The success of a fracturing operation ultimately depends on the cumulative production increase resulting from the treatment. The chemistry of the fracturing fluid which is utilized in high temperature gas wells and the physical processes during the multiphase flow cleanup determine the fracture area from which production will occur.
To provide the industry better fracture stimulation at lower cost, an improved understanding of guar/breaker interactions and the flow processes which occur at high temperatures is needed. Recent work by Pope et al and Penny and Jin have given insight into the impact of gel concentration, multiphase flow and viscous fingering on cleanup of fracturing fluids in gas wells. In a field flowback study by Pope et al, a relationship was suggested between gas production and fracturing fluid polymer returned from the well. Concurrent with this field study, laboratory work was being completed which defined the relationship between polymer mass remaining in the proppant pack and loss of pack porosity. This paper will illustrate these results.

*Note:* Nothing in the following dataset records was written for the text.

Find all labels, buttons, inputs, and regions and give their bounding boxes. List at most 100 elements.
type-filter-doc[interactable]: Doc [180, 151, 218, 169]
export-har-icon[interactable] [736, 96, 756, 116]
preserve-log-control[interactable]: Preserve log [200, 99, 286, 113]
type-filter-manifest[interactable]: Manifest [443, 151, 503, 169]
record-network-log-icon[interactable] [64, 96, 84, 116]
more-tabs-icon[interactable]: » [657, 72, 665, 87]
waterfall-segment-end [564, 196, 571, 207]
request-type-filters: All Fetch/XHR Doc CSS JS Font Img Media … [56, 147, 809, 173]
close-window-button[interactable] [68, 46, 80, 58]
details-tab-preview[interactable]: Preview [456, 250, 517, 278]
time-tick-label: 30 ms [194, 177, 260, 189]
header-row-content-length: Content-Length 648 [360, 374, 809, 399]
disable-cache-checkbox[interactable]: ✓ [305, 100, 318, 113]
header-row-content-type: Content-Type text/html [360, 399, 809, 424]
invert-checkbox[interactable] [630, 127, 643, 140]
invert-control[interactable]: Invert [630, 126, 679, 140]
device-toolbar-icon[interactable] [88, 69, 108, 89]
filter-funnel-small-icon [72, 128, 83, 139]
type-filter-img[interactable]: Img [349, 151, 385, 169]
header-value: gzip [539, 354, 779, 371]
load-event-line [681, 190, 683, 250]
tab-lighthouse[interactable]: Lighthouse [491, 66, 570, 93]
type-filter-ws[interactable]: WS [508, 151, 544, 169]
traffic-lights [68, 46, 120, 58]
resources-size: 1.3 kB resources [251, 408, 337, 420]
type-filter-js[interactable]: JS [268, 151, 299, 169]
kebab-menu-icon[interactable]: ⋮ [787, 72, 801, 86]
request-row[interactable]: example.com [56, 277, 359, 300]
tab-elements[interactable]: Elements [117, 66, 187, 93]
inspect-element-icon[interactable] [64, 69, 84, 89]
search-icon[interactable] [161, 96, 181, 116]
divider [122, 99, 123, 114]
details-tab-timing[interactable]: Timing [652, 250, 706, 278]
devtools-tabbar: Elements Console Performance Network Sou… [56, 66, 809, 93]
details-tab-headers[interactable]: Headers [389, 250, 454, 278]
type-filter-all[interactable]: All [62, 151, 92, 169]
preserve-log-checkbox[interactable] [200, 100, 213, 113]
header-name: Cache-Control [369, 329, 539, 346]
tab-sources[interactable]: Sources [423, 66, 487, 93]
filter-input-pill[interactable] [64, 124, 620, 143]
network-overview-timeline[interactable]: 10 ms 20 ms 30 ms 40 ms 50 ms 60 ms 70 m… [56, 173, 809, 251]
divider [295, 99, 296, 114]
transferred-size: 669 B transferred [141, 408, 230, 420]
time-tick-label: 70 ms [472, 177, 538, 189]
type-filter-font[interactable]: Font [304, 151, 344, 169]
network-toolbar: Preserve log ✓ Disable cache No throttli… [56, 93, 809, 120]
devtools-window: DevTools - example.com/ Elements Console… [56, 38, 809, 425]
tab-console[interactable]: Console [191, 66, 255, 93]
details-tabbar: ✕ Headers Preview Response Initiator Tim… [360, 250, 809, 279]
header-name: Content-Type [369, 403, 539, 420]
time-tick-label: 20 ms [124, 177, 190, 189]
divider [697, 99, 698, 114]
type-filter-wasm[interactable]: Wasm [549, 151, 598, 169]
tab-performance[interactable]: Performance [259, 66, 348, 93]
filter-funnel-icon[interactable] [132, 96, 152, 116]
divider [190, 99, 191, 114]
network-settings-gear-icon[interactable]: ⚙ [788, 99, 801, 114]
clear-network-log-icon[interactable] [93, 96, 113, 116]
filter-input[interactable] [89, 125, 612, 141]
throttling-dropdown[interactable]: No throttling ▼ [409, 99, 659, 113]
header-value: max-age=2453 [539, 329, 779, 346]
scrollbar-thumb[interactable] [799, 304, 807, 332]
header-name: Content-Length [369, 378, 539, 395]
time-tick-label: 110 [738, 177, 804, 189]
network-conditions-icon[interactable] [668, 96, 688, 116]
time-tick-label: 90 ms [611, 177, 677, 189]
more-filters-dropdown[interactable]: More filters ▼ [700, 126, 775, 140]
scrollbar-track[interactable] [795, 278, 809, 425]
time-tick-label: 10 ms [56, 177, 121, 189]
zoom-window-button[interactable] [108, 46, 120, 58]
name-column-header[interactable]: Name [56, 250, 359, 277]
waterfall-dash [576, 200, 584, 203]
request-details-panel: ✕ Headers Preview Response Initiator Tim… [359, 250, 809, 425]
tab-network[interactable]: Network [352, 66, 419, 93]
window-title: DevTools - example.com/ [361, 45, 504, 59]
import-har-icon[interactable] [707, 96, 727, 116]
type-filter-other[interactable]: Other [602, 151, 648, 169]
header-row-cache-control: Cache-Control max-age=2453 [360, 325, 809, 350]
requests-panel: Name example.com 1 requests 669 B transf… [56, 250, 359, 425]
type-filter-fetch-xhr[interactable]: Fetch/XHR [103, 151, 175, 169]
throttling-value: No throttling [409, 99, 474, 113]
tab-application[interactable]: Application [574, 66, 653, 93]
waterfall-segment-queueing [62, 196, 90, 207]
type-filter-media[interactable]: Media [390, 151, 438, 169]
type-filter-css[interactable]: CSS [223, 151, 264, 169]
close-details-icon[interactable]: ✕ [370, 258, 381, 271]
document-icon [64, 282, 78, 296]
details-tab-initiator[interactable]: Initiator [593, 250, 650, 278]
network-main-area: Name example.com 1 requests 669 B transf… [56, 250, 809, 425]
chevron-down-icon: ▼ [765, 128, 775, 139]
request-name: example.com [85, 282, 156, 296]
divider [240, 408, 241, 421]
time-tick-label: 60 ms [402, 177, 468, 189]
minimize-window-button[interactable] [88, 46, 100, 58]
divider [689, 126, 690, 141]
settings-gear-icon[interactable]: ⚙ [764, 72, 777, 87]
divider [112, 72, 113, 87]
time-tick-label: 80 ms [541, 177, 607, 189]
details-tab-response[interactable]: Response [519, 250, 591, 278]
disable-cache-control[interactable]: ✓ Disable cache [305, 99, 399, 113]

Permeability reduction in a proppant pack is the result of a reduction of pack porosity. Factors such as viscous fingering, fines generated by proppant crushing and polymer residue from fracturing fluids can physically occupy pore spaces in the proppant pack, thus reducing its porosity and permeability. The effect of viscous fingering on fracture conductivity damage was discussed in reference 1 for the temperature range of 125-175 F. Other factors in addition to purely viscous effects become important in conductivity damage at higher temperatures. For example, the intrinsic viscosity of a guar molecule has been found to decrease with increasing temperature indicating the polymer is becoming less soluble. This hydrophobic property of the polymer will tend to make the molecules conglomerate together, especially after they are broken down into fragments by chemical breakers or hydrolysis by temperature. This aggregation may increase their ability to block pore spaces in the proppant pack or more importantly, pore throat spaces. Blocking a pore throat will essentially remove the corresponding pore volume from availability for flow. Therefore, the resulting aggregates may block an effective volume to flow that is much larger than the volume which they physically occupy. In order to maximize retained permeability, it is necessary to either prevent the aggregates from forming or mobilize them once they have formed.